Outside my window:
A lot more trees than I'm used to looking at, a lot more grass than I'm used to looking at and nary a sight of my best friend's back porch.
I am thinking:
A lot about how resistant to even the smallest of changes I am. And how really fear-based that kind of thinking is. I have noticed in the last few days how desperately I want to feel "at home" here and how impatient I am with getting used to my surroundings. I just about lost it yesterday when I couldn't find the appropriate place for the loaf pans. As if I ever use loaf pans. It's kind of ridiculous. It occurs to me that I am being way overly dramatic about moving 3 miles away. My sister moved from Dallas to San Jose, California and I have a friend moving from here to Colorado this summer. (I mean, settle down, Girlfriend, right?) I will go to the same church, to the same school assemblies, the same baseball parks and to the same restaurants. I will not lose my friends and my family will not fall apart because we've made one change to our lives. Sister and I were talking the other day about how I have a "When will the other shoe drop?" mentality. My life has been extraordinarily blessed. It's as if I feel that if I make one step outside of what I've been doing for twenty-ish years that the whole thing will fall apart. (Again, take it down a notch, freakshow.)
I am thankful:
for my four guys. They are steady and sure and familiar. Even when they are arguing or leaving their stuff everywhere or yelling from the other side of the house wondering where the toilet paper is.
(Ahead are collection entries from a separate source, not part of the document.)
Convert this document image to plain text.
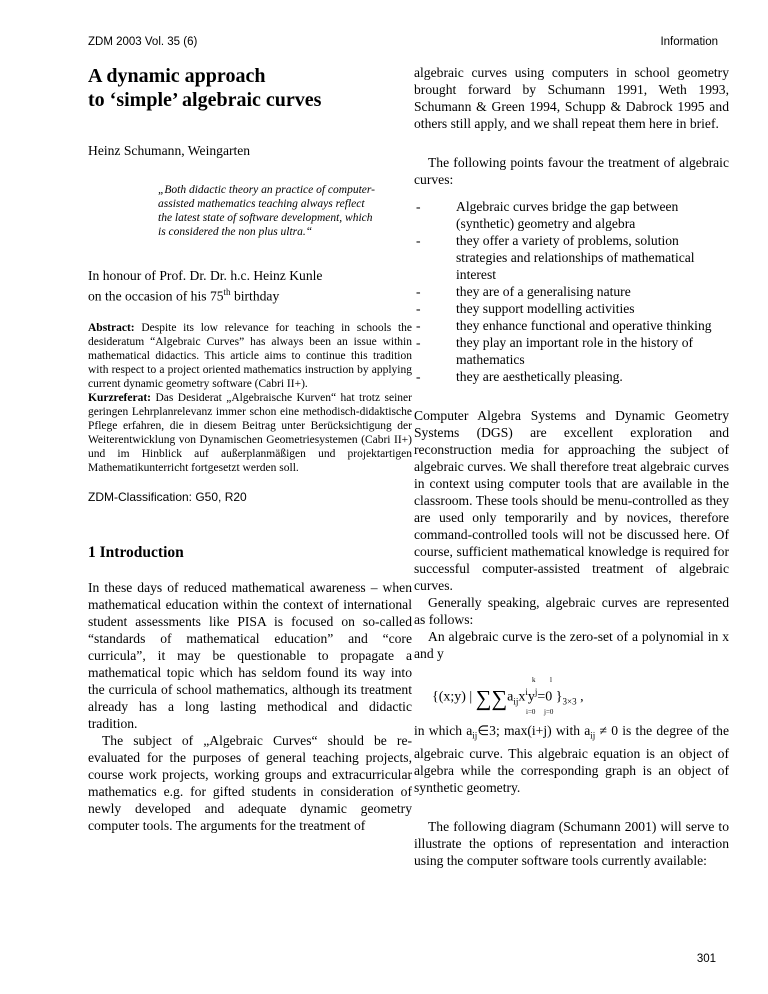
ZDM 2003 Vol. 35 (6)	Information
A dynamic approach
to ‘simple’ algebraic curves
Heinz Schumann, Weingarten
„Both didactic theory an practice of computer-assisted mathematics teaching always reflect the latest state of software development, which is considered the non plus ultra.“
In honour of Prof. Dr. Dr. h.c. Heinz Kunle
on the occasion of his 75th birthday

Abstract: Despite its low relevance for teaching in schools the desideratum “Algebraic Curves” has always been an issue within mathematical didactics. This article aims to continue this tradition with respect to a project oriented mathematics instruction by applying current dynamic geometry software (Cabri II+).

Kurzreferat: Das Desiderat „Algebraische Kurven“ hat trotz seiner geringen Lehrplanrelevanz immer schon eine methodisch-didaktische Pflege erfahren, die in diesem Beitrag unter Berücksichtigung der Weiterentwicklung von Dynamischen Geometriesystemen (Cabri II+) und im Hinblick auf außerplanmäßigen und projektartigen Mathematikunterricht fortgesetzt werden soll.

ZDM-Classification: G50, R20
1 Introduction

In these days of reduced mathematical awareness – when mathematical education within the context of international student assessments like PISA is focused on so-called “standards of mathematical education” and “core curricula”, it may be questionable to propagate a mathematical topic which has seldom found its way into the curricula of school mathematics, although its treatment already has a long lasting methodical and didactic tradition.

The subject of „Algebraic Curves“ should be re-evaluated for the purposes of general teaching projects, course work projects, working groups and extracurricular mathematics e.g. for gifted students in consideration of newly developed and adequate dynamic geometry computer tools. The arguments for the treatment of

algebraic curves using computers in school geometry brought forward by Schumann 1991, Weth 1993, Schumann & Green 1994, Schupp & Dabrock 1995 and others still apply, and we shall repeat them here in brief.

The following points favour the treatment of algebraic curves:

-	Algebraic curves bridge the gap between (synthetic) geometry and algebra
-	they offer a variety of problems, solution strategies and relationships of mathematical interest
-	they are of a generalising nature
-	they support modelling activities
-	they enhance functional and operative thinking
-	they play an important role in the history of mathematics
-	they are aesthetically pleasing.

Computer Algebra Systems and Dynamic Geometry Systems (DGS) are excellent exploration and reconstruction media for approaching the subject of algebraic curves. We shall therefore treat algebraic curves in context using computer tools that are available in the classroom. These tools should be menu-controlled as they are used only temporarily and by novices, therefore command-controlled tools will not be discussed here. Of course, sufficient mathematical knowledge is required for successful computer-assisted treatment of algebraic curves.

Generally speaking, algebraic curves are represented as follows:

An algebraic curve is the zero-set of a polynomial in x and y

k l
i=0 j=0
{(x;y) | $\sum\sum a_{ij}x^iy^j=0$ }$_{3\times 3}$ ,

in which $a_{ij}\in 3$; max(i+j) with $a_{ij} \ne 0$ is the degree of the algebraic curve. This algebraic equation is an object of algebra while the corresponding graph is an object of synthetic geometry.

The following diagram (Schumann 2001) will serve to illustrate the options of representation and interaction using the computer software tools currently available:

301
I'm also thankful for a God who is the same yesterday, today and tomorrow and settles my wandering mind.
In the kitchen:
I don't know where anything is.
I am wearing:
black running pants, grey tshirt, Nikes, new progressive contact lenses that are a true blue MIRACLE.
I am listening to:
the clothes spin in the washer. Now that is a familiar sound.
I am going:
to buy a tube of toothpaste for each boy today. They don't share a bathroom any more. Something I didn't think about: new toothpaste budget.
I am reading:
the book of Jude this week for my Bible study class.
I am hoping:
for sunshine. It's been an incredibly gloomy, grey weekend and the forecast doesn't look good.
I am looking forward to:
wearing my new Tom's Cork Wedges that are crazy comfortable and cute. And now on sale (!) COME ON, SPRING. My feet are ready. Bring it.
I am praying:
for endurance and faith for friends who are desperately trying to believe that His plan is good and perfect even when it makes no sense to us right now.
On my Ipod:
I am pondering:
Prayer. And how to encourage friends who are walking in faith, praying fervently and begging mercy to believe that He hears and is here even when it seems He is silent and absent. It's hard. It's so hard.
A quote for today:
“There are no 'if's' in God's world. And no places that are safer than other places. The center of His will is our only safety - let us pray that we may always know it!”
― Corrie ten Boom
A verse for today:
"Have I not commanded you? Be strong and courageous. Do not be afraid. Do not be discouraged. The Lord your God will be with you wherever you go." Joshua 1:9
One of my favorite things:
spending time with this boy on college visits, marveling at how bright is his future and being stunned at how fearless and excited he is for the next chapter in life. How unlike his mama he is in this way. I'm so grateful.
A few plans for the week:
Lots of watching these boys on the diamond.